Princeton University's Andlinger Center for Energy and the Environment recently held its 13th annual meeting themed “Energy for AI and AI for Energy,” which brought together experts from industry, academia, and government to discuss the relationship between artificial intelligence (AI) and the energy transition. While AI offers potential in optimizing energy systems, advancing climate research, and accelerating the deployment of clean technologies, it also introduces significant challenges due to its high energy consumption and carbon-intensive infrastructure requirements.
“AI is influencing nearly every academic discipline—frankly, nearly every human endeavor,” said Jennifer Rexford, Princeton’s provost and the Gordon Y. S. Wu Professor in Engineering.
Keynote speaker Melanie Nakagawa, Microsoft’s chief sustainability officer, stressed the importance of considering AI’s lifecycle impacts holistically. Data centers, the backbone of AI operations, are major energy consumers and contribute significantly to carbon emissions, particularly through the materials used in their construction. Nakagawa highlighted Microsoft's initiatives to mitigate these impacts by collaborating with partners like Google and Nucor to promote cleaner building materials and advanced energy solutions, aiming to set an industrywide standard for sustainable practices.
“Ultimately, this is a systems challenge,” Nakagawa said. “We want to create an impact beyond our company, so we are investing in solutions and advocating for policies that can support a net-zero future for everyone.”
Panelists explored how AI-driven demand intersects with broader energy challenges, including the electrification of vehicles and the rise of hydrogen and other emerging technologies.

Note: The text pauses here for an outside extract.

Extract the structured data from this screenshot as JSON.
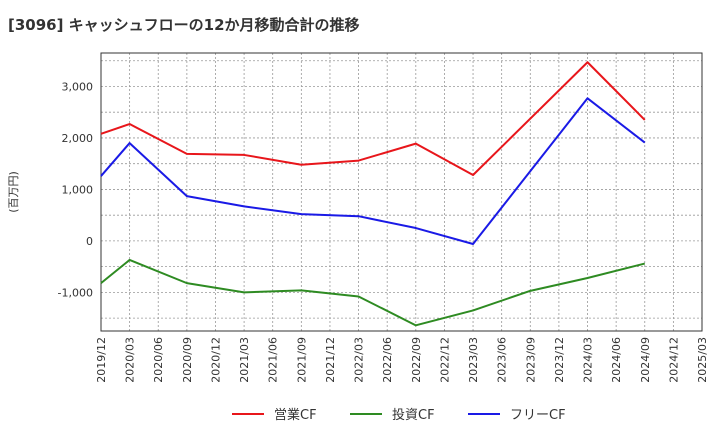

Regulatory frameworks and energy systems, still designed for traditional centralized energy sources, need to evolve to accommodate new renewable projects and transmission requirements.

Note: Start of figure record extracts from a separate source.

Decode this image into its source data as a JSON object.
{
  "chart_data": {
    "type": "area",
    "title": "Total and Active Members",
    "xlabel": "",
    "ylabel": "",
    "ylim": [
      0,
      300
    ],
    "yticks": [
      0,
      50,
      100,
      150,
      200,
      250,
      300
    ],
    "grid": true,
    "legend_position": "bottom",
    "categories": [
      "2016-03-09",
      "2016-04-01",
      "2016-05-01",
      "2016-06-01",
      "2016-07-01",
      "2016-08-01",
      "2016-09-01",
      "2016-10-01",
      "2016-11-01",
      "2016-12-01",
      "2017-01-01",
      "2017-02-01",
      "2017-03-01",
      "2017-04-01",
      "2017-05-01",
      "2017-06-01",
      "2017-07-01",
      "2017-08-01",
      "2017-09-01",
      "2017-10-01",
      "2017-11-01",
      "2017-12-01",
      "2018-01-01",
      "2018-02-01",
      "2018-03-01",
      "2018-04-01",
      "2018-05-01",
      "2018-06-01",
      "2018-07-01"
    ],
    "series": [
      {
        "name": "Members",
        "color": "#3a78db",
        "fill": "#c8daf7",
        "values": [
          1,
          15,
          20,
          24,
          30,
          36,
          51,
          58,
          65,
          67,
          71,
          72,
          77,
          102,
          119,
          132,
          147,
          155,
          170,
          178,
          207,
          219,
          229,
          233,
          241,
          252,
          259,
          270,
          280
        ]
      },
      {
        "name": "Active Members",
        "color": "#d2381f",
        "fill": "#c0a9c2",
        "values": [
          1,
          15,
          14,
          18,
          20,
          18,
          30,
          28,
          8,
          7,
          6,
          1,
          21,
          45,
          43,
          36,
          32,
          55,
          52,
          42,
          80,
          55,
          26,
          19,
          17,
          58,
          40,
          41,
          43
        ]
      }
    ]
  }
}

Experts including Allison Clements, former commissioner at the US Federal Energy Regulatory Commission (FERC), and Matt DeNichilo, a partner at Energy Capital Partners, emphasized the need for enhanced grid capacity and the integration of long-duration energy storage to support the increasing load from AI operations sustainably.
Speakers also highlighted AI’s transformative role in addressing energy and climate challenges. For example, AI-powered tools are being leveraged for real-time diagnostics in fusion energy, automation in power grid operations, and rapid simulation of environmental models, enabling faster and more effective decision-making. However, challenges remain, including scaling AI solutions, ensuring their safety and robustness, and overcoming data limitations.
Discussions also extended to the energy-intensive nature of computing technologies that underpin AI. Advances in chip performance have dramatically increased computing power, with Nvidia’s senior director of circuits research Tom Gray estimating performance to have increased “nearly 1,000-fold over the past 8 years,” but this increase has come at the cost of rising energy consumption.
Industry leaders like Gray and AMD senior fellow Stephen Kosonocky emphasized the urgency of developing new computing architectures and energy-efficient technologies to counteract this trend.
“The power demand of computing and data centers isn’t going away, and conventional techniques for boosting efficiency are quickly running out of steam,” Kosonocky said. “What we need are new trajectories and new computing architectures to support greater efficiencies as AI evolves.”
Beyond operational energy use, panelists like Carole-Jean Wu, director of AI research at Meta, pointed to the significant emissions associated with manufacturing AI hardware, urging the industry to consider total lifecycle emissions. Despite these challenges, many saw AI as a vital tool for driving clean energy innovation. Initiatives like the US Department of Energy’s Frontiers in Artificial Intelligence for Science, Security and Technology (FASST) program aim to integrate AI into energy storage, fusion research, and more, accelerating progress in these areas.
Speakers also reflected on the limitations of AI, cautioning against overreliance on it, advocating for combining AI with physics-based models to ensure comprehensive and interpretable solutions.
“I always ask my students to start with simple models or to tell me why we should be using something more complicated,” said panelist Ning Lin, Princeton professor of civil and environmental engineering, who has used AI and machine learning to upscale hurricane hazard models. “Unless the more complicated model produces much better results, the simpler models are easier to understand and interpret.”
The event concluded with a call to action for interdisciplinary collaboration and systemic thinking to balance AI’s benefits and environmental costs, underscoring its role in shaping a sustainable and inclusive energy future.